La proposition de loi répond à la réalité historique que je viens de rappeler en effectuant le premier acte de réparation politique qui s'impose : celui de la reconnaissance, par la loi, de la responsabilité de la République française dans les préjudices sanitaires, écologiques et économiques subis par les peuples et pays de Guadeloupe et de Martinique après l'autorisation par l'État de mise sur le marché de produits à base de chlordécone.
À l'instar de la proposition de loi relative au suivi des conséquences environnementales des essais nucléaires français en Polynésie française, ce texte fait un premier pas sur le chemin des réparations nécessaires, à la hauteur d'une catastrophe à dimensions multiples. De manière opérationnelle et concrète, ces réparations passent fondamentalement par la dépollution des sols et des eaux, par l'indemnisation et par l'accompagnement des victimes au sens large – personnes physiques et ayants droit, entreprises – sur les plans sanitaire et économique.

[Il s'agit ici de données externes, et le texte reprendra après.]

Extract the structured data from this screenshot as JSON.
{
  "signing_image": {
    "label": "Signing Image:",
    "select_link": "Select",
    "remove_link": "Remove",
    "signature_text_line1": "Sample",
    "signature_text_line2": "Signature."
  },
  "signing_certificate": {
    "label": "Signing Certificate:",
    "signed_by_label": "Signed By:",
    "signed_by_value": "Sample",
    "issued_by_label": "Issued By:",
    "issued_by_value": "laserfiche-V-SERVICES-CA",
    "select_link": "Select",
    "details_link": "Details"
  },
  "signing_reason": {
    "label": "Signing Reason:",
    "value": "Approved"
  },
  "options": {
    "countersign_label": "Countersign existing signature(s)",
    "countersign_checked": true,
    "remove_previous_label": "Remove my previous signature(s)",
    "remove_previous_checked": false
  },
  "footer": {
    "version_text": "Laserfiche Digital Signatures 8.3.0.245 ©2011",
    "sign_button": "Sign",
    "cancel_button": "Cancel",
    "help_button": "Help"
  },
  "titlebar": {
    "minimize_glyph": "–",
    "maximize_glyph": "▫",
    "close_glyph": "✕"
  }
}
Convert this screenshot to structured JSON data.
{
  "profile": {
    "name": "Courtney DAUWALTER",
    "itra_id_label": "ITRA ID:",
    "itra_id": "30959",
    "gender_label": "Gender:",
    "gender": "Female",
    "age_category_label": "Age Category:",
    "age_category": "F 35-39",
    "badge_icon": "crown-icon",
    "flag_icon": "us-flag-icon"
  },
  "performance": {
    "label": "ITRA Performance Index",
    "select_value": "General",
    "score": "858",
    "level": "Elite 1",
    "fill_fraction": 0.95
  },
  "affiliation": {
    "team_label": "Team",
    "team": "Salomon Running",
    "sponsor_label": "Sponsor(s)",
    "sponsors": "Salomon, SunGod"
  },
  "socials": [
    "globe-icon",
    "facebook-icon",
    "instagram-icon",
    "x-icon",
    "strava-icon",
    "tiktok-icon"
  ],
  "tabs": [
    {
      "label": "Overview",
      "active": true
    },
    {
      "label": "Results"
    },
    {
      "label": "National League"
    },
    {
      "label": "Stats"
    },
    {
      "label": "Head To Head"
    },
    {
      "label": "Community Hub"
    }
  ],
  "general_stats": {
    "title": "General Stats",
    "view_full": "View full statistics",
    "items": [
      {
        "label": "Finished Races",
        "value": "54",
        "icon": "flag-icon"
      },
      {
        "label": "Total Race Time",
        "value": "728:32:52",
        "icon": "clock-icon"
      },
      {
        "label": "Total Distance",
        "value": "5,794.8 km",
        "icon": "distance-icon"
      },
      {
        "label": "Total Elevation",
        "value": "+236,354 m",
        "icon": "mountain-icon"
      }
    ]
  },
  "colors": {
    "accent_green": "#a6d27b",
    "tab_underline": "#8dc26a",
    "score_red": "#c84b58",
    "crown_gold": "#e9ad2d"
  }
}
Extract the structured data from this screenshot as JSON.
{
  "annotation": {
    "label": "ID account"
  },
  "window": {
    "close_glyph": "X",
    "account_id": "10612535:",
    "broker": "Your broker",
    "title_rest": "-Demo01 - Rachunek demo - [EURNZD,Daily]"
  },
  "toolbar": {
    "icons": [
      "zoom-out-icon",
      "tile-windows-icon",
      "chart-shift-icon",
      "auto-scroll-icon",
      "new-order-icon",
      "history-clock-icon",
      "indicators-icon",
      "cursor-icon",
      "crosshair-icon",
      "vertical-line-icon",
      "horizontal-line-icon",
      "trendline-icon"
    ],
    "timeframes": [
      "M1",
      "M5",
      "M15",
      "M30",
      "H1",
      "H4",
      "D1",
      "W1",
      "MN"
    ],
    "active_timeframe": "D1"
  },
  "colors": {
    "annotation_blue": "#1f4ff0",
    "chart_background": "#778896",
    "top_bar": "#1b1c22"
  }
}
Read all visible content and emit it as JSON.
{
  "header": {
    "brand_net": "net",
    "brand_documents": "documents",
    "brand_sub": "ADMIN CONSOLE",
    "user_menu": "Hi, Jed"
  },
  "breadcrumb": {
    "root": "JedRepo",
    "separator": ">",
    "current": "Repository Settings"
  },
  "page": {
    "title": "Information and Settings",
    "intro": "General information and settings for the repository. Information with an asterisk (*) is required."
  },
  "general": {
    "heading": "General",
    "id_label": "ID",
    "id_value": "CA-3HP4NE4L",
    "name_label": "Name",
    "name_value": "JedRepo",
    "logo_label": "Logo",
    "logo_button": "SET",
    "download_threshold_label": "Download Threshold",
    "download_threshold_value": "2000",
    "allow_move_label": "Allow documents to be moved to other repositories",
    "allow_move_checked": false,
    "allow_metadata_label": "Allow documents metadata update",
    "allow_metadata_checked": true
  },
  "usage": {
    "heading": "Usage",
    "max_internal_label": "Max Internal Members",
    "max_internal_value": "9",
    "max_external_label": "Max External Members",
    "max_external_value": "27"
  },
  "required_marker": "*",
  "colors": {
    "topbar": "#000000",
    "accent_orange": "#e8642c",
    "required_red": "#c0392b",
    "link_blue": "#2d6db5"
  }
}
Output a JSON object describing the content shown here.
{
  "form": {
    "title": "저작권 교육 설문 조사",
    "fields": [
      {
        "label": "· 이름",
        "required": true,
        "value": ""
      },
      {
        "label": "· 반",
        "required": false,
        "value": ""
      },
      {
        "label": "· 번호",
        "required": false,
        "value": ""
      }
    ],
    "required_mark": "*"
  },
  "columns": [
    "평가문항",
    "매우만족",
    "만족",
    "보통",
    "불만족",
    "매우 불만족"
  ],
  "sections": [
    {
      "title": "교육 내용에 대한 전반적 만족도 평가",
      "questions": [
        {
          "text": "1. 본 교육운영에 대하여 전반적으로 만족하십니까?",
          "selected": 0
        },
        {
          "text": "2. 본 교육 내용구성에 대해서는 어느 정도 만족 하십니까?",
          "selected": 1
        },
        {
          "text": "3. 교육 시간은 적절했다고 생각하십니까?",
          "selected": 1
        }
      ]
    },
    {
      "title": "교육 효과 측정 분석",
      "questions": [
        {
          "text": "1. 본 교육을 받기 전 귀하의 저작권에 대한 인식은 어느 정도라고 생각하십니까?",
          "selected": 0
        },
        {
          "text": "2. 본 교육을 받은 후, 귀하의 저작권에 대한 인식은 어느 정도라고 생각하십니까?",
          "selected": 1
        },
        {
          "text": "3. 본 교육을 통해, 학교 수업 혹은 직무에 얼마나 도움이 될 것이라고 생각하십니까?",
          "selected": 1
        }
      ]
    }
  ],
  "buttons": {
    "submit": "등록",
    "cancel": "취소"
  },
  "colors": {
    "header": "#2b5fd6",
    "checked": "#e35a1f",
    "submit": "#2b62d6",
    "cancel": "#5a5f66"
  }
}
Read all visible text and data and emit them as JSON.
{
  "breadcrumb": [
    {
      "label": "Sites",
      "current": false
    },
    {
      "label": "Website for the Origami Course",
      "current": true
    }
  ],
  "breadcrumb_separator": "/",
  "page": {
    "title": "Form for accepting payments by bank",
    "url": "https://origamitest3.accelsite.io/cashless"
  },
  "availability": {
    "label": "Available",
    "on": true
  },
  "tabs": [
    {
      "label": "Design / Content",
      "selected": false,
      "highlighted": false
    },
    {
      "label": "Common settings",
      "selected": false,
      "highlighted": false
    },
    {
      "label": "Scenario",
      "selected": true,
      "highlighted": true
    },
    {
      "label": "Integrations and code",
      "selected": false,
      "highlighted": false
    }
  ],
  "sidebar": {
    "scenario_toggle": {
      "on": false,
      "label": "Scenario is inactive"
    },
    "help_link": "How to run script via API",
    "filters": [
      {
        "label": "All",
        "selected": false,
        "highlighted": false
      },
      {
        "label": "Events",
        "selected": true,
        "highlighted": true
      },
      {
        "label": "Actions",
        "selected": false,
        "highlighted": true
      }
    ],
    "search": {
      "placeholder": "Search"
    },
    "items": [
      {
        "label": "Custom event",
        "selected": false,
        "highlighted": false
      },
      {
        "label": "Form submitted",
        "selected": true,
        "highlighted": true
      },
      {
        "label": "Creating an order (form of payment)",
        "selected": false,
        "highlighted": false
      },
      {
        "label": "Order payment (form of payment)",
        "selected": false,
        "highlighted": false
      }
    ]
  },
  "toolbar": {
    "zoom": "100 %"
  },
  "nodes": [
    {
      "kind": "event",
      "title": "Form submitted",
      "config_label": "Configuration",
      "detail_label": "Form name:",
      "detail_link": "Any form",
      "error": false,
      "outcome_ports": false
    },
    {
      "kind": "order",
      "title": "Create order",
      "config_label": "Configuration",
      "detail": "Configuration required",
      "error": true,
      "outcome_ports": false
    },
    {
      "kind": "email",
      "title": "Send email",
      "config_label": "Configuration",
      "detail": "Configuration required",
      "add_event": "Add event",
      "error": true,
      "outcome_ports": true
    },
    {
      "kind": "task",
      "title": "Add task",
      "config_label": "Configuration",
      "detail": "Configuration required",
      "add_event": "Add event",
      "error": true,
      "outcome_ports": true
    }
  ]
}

L'empoisonnement des hommes et de l'environnement par le chlordécone se poursuivant, il est indispensable que la recherche scientifique sur ce sujet vital devienne une priorité nationale.
Les obligations prévues par la proposition de loi permettront aussi d'élaborer un programme global et structurel de sortie du chlordécone, sur la base des quarante-neuf préconisations formulées par le président de la commission d'enquête, Serge Letchimy. En adoptant ce texte, nous nous inscrirons dans la lignée de celles et ceux qui ont œuvré pour la dignité humaine, pour la justice et pour le progrès dans leur acceptation humaniste et universelle.